Any journey to the Polish border at that time was exceedingly dangerous. One day young Zedtwitz’s passengers were Rudolf Keller, editor in chief of the Prager Tagblatt, and Holosch of the Prager Mittag. They had driven only a short way eastward when the first incident occurred. Zedtwitz knew the Germans had set up checkpoints all around Prague, and yet, taking a corner at high speed, he drove straight into one. He barely had time to instruct his passengers: “Don’t open your mouths. I’ll do the talking.” Thereupon, pretending that this was a routine check by traffic police, he jumped out, opened the hood, intent on distracting the German soldier, and pointed at the serial number of his engine. “When I saw the German soldier’s face,” Zedtwitz reports, “I felt sick. He had the look of a hardened criminal. But luckily he was slow on the uptake and my behavior threw him off. All he could think of saying, or rather snarling, was, ‘Are you carrying a Browning?’ “ Zedtwitz snapped back in his best Prussian manner that he had no need of one. No further questions were asked.
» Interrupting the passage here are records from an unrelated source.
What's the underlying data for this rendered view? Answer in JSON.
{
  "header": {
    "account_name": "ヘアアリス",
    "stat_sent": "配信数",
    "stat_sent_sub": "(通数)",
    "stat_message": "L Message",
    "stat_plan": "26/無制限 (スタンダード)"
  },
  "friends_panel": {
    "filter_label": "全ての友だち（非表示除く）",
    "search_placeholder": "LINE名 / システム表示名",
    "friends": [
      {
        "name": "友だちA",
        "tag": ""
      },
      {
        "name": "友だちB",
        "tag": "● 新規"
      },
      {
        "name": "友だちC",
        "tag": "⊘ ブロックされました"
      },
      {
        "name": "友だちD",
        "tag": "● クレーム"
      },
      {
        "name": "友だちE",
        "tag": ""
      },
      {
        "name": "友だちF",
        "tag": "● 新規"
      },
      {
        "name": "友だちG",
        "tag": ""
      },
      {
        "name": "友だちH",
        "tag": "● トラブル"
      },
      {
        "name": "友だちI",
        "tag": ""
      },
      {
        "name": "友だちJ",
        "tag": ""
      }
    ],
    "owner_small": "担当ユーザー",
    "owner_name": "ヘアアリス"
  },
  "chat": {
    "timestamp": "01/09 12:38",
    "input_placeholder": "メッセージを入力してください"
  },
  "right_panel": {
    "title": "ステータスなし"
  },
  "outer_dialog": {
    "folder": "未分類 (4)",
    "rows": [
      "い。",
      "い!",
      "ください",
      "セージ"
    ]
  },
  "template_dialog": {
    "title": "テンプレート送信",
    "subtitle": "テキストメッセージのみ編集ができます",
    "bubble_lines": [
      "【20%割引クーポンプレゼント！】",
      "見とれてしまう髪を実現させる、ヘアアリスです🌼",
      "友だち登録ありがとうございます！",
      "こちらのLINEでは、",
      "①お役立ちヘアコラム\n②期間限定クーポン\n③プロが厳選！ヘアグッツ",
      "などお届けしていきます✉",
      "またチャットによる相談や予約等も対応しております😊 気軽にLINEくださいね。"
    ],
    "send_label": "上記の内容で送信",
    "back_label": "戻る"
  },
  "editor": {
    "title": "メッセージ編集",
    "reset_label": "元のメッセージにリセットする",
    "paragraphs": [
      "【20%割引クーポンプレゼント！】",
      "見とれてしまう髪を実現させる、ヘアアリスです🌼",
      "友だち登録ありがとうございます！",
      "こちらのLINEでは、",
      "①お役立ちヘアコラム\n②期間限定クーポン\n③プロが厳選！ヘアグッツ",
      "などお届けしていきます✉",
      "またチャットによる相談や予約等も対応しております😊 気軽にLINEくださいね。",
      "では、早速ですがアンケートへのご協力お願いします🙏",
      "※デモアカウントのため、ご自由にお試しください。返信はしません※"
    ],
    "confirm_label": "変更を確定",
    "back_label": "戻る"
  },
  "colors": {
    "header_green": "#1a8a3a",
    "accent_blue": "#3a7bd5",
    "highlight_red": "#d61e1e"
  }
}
They drove on. To avoid further checkpoints, they took back roads. All went well for a while. Then in Moravia it began to snow, and before long they got stuck in a snowdrift. At this point Holosch gave up; he somehow made his way to the nearest railroad station and returned to Prague. Rudolf Keller and Zedtwitz went on. They had an appointment to meet a guide in a certain village, but because of their delay he had already gone when they got there. Night was falling. Zedtwitz drove to a place where he hoped to find another guide. Leaving the car on the road, he crept up to the house and knocked. A frightened old woman opened. “Take care,” she whispered. “The man you are looking for has been arrested for smuggling people across the border.” Zedtwitz hurried away. In the beam of his headlights he saw Keller standing in the road with a policeman. Mastering his fear, he joined them with a friendly “Good evening.” The policeman turned to him and growled, “Papers!” To gain time, Zedtwitz took out an impressive sheaf of identification papers. But the law wasn’t satisfied. “What about his papers?” “Don’t worry,” said Zedtwitz, “he’ll find something.” Slowly and deliberately Keller rummaged through his pockets. What he finally came up with was an Austrian certificate of citizenship issued in 1886. Keller was indeed sixty-eight years old. While the policeman was studying this document, Zedtwitz, fearing the worst, started improvising. “Good God, Uncle Rudi, how can you run around without papers at a time like this?” And then, to the policeman, in a confidential tone, “He’ll never change. He still thinks the Emperor Francis Joseph is on the throne.” Rudolf Keller caught on at once and played the role of a doddering old man to perfection. The policeman began to laugh. “All right. AH right. But where are you going at this time of night?” Zedtwitz made up a long story about having to visit some dairy farms and losing their way. After a few jokes about senior citizens who couldn’t keep up with the times, the policeman let them go.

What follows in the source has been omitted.